ADATA at CES 2018: Jellyfish DRAMby Ian Cutress on January 16, 2018 8:00 AM EST
LAS VEGAS, NV – Over the years, DRAM heatsinks have gone from non-existent, to gaudy, to death traps with jagged edges, to some form of LED hell. In the middle we saw some DRAM vendors produce modules for water cooling with pre-applied water cooling pipes and heatsinks, but these were not overly popular. ADATA thinks they have the next step in DRAM cooling technology.
The concept of these ‘Jellyfish’ modules is that by using a sealed and clear plastic case around the memory chips, the case can be filled with a non-conductive liquid, such as 3M Novec/Fluorinert that we have seen in custom PCs and server cooling. These chemicals, basically long chain hydrocarbons with funny bits on the end, are liquid at room temperature but can eventually change state into a gas and rise. That state change can absorb a lot of energy being produced, and as long as the energy is removed and the chemicals become liquid again by cooling down, the liquid forms a convection current and in essence, a heat pump. Even if the chemical does not change state from liquid to gas, with the right viscocity, warm liquid will also cause a convection current.
So cue ADATA’s Jellyfish: bare DRAM modules, in a plastic case, with about a spoonful of 3M Fluorinert. The modules also have a dozen LEDs for good measure.
Normally this 3M liquid is not cheap: over 10 years ago, when enthusiasts realized that mineral oil PCs were more hassle than they were worth, a number of people experimented at a cost of $300 per gallon (they didn’t state US or UK gallon). According to ADATA, the 3M liquid is now about $100 per litre.
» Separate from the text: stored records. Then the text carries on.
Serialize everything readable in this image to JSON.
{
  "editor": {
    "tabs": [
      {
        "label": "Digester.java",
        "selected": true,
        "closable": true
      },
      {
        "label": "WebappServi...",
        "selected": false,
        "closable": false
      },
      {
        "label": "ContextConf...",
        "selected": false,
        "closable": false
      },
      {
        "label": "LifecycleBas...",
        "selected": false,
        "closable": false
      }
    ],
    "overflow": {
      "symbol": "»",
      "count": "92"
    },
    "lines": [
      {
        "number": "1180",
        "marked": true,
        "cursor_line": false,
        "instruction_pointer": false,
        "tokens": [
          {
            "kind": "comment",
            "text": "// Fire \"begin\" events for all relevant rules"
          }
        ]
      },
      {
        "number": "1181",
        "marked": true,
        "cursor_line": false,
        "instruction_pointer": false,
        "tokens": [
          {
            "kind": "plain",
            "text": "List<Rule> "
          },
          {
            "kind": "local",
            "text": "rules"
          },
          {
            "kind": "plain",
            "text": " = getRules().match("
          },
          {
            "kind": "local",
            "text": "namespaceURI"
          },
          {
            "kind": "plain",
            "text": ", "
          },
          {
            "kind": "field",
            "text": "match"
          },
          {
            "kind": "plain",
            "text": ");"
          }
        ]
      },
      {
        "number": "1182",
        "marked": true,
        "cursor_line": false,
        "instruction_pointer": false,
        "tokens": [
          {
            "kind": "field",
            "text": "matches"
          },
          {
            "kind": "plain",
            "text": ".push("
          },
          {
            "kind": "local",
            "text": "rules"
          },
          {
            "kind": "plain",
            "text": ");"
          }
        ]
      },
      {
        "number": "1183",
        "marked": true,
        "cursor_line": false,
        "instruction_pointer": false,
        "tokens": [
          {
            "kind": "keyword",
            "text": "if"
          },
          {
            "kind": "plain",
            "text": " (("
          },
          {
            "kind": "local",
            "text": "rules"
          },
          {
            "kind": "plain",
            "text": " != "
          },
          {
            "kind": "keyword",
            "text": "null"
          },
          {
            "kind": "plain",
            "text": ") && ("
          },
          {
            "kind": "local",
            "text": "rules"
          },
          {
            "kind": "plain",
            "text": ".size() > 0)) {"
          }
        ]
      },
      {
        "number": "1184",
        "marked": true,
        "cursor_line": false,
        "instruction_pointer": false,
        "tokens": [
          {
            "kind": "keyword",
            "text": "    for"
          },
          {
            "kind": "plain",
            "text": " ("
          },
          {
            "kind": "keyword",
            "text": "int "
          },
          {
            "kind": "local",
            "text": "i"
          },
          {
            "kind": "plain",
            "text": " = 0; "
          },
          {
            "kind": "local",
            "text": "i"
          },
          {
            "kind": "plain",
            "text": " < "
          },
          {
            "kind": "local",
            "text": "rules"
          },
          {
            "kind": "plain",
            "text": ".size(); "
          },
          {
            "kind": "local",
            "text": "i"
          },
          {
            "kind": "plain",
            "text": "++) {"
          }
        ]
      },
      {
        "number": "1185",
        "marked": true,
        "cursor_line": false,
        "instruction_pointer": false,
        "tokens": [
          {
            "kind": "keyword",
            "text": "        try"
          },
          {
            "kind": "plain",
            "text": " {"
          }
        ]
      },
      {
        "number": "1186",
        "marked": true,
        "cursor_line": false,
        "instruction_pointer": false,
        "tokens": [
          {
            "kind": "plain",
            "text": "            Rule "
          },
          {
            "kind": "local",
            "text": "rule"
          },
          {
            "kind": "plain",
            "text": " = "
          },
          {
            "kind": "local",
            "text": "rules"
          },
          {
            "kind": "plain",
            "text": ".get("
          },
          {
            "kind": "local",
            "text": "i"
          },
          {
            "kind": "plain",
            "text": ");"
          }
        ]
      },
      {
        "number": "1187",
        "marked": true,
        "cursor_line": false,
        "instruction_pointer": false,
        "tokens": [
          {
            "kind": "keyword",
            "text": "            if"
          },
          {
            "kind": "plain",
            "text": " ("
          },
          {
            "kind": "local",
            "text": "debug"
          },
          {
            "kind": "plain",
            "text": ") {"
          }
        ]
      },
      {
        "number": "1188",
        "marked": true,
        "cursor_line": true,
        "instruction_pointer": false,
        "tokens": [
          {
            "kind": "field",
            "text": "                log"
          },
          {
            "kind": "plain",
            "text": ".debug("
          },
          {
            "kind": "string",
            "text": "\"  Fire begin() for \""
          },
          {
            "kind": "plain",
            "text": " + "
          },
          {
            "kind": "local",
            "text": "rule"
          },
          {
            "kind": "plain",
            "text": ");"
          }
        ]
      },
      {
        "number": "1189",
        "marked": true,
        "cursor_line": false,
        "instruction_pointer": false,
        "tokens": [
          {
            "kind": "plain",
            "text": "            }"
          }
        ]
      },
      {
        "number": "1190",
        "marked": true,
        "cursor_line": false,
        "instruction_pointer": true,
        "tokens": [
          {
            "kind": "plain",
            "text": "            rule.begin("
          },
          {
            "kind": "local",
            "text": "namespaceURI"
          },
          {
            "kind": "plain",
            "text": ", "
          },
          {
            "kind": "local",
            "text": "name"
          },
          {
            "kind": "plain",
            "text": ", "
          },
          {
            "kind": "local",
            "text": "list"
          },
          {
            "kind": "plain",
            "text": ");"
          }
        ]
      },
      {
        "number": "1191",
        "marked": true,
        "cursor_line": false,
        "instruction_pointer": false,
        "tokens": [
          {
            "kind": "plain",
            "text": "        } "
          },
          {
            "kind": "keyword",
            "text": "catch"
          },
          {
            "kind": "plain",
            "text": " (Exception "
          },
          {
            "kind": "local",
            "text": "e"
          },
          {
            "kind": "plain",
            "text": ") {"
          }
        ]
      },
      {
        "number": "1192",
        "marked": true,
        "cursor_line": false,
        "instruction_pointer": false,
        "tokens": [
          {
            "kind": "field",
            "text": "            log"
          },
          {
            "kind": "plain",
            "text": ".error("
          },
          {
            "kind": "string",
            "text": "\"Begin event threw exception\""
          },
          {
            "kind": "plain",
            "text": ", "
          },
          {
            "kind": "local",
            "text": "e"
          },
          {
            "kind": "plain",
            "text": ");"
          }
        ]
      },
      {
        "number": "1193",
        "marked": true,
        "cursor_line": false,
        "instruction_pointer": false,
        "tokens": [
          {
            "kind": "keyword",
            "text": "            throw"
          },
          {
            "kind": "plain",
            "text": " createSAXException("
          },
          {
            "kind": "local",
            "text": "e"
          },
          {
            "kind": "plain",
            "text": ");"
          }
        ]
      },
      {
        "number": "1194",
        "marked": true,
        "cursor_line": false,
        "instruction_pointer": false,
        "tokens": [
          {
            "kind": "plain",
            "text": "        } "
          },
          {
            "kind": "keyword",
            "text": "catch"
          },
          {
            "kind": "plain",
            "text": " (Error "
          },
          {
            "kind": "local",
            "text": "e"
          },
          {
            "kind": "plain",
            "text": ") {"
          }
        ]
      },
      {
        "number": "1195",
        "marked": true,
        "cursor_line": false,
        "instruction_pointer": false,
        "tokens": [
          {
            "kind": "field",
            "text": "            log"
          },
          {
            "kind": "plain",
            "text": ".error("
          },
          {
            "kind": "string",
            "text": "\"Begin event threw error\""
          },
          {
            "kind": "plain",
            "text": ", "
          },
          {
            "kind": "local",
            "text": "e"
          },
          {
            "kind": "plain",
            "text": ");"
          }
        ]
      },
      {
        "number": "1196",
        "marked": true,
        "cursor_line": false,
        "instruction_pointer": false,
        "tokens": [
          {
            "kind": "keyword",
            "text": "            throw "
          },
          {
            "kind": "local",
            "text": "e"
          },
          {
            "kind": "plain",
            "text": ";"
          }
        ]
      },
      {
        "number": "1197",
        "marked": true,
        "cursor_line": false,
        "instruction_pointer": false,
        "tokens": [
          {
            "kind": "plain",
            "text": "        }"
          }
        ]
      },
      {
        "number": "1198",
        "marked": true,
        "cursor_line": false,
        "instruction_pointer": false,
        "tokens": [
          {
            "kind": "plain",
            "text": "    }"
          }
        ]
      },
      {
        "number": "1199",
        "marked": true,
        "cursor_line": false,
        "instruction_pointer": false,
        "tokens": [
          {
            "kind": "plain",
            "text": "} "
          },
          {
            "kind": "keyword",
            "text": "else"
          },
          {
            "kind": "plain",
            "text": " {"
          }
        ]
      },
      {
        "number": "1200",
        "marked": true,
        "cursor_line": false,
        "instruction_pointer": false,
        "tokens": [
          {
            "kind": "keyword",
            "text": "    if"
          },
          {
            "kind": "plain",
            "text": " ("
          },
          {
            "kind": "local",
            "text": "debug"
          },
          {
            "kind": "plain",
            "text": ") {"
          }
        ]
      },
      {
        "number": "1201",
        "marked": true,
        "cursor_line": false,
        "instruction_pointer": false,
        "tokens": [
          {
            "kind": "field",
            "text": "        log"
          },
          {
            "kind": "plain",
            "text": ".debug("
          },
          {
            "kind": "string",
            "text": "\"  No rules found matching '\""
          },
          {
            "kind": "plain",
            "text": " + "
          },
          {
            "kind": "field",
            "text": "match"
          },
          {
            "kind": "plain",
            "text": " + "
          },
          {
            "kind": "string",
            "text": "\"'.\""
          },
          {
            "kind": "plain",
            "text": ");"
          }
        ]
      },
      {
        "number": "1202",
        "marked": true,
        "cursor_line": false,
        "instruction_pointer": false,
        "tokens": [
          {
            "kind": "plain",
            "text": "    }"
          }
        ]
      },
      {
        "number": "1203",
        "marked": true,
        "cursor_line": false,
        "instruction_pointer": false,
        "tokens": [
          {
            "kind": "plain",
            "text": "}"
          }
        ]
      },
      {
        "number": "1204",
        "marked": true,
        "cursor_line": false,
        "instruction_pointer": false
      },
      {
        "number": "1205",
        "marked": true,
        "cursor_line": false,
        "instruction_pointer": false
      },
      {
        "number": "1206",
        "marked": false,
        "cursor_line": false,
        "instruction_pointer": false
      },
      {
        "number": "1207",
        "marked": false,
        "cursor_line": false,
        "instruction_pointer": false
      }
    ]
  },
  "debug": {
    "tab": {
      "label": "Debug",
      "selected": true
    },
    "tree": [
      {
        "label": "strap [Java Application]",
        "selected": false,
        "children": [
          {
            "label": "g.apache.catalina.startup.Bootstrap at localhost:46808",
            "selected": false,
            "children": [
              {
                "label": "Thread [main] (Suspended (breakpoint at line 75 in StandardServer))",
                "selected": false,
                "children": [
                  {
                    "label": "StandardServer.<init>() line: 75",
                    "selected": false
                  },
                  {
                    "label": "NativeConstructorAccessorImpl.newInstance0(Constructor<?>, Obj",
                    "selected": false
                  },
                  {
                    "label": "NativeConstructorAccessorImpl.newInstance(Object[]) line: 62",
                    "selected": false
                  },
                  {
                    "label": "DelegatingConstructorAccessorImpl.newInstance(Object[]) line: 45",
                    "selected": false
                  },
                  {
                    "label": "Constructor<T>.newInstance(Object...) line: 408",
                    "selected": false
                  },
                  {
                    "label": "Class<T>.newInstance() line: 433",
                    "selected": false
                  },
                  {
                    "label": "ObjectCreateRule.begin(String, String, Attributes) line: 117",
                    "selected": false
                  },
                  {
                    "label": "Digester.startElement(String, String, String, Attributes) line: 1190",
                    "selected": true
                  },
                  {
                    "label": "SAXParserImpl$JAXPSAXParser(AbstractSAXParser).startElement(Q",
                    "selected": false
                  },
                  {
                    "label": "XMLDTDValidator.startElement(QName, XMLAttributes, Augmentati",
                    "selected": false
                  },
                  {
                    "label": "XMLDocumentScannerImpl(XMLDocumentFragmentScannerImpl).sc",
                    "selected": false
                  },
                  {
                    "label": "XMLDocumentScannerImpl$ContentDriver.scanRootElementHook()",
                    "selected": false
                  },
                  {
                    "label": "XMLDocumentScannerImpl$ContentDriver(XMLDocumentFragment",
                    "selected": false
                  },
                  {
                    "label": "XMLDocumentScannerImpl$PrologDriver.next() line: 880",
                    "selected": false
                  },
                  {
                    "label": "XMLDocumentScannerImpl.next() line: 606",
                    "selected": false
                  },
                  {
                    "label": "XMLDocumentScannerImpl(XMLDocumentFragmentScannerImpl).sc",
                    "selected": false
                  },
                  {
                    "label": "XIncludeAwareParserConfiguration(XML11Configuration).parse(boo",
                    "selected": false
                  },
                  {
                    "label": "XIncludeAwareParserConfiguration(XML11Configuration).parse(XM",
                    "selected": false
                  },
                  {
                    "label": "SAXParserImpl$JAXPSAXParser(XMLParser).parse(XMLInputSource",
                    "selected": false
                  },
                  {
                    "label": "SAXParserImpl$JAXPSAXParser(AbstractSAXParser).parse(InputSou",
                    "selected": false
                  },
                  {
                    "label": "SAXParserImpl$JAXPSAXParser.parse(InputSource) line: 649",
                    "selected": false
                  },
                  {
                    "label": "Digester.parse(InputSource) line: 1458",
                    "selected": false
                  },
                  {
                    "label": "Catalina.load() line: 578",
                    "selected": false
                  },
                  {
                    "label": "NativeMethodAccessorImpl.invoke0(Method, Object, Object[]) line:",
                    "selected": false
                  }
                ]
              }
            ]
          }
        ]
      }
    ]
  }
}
If you want to do the conversion, it means it is more expensive today than it used to be. A spoonful of this stuff, per module, will still add some cost to a build. But as a prototype, it is certainly an interesting change from all the LED DRAM we see out there.
One caveat, which ADATA noted, is that the prototype was not completely filled. This would mean that when placed vertically in a case, a couple of DRAM chips would not be covered. Jellyfish is still in its early stages of development, so if it ever comes to retail, there might be some changes. ADATA stated that due to the design, they have a patent on this technology, so it will be interesting to see if anything can come from that.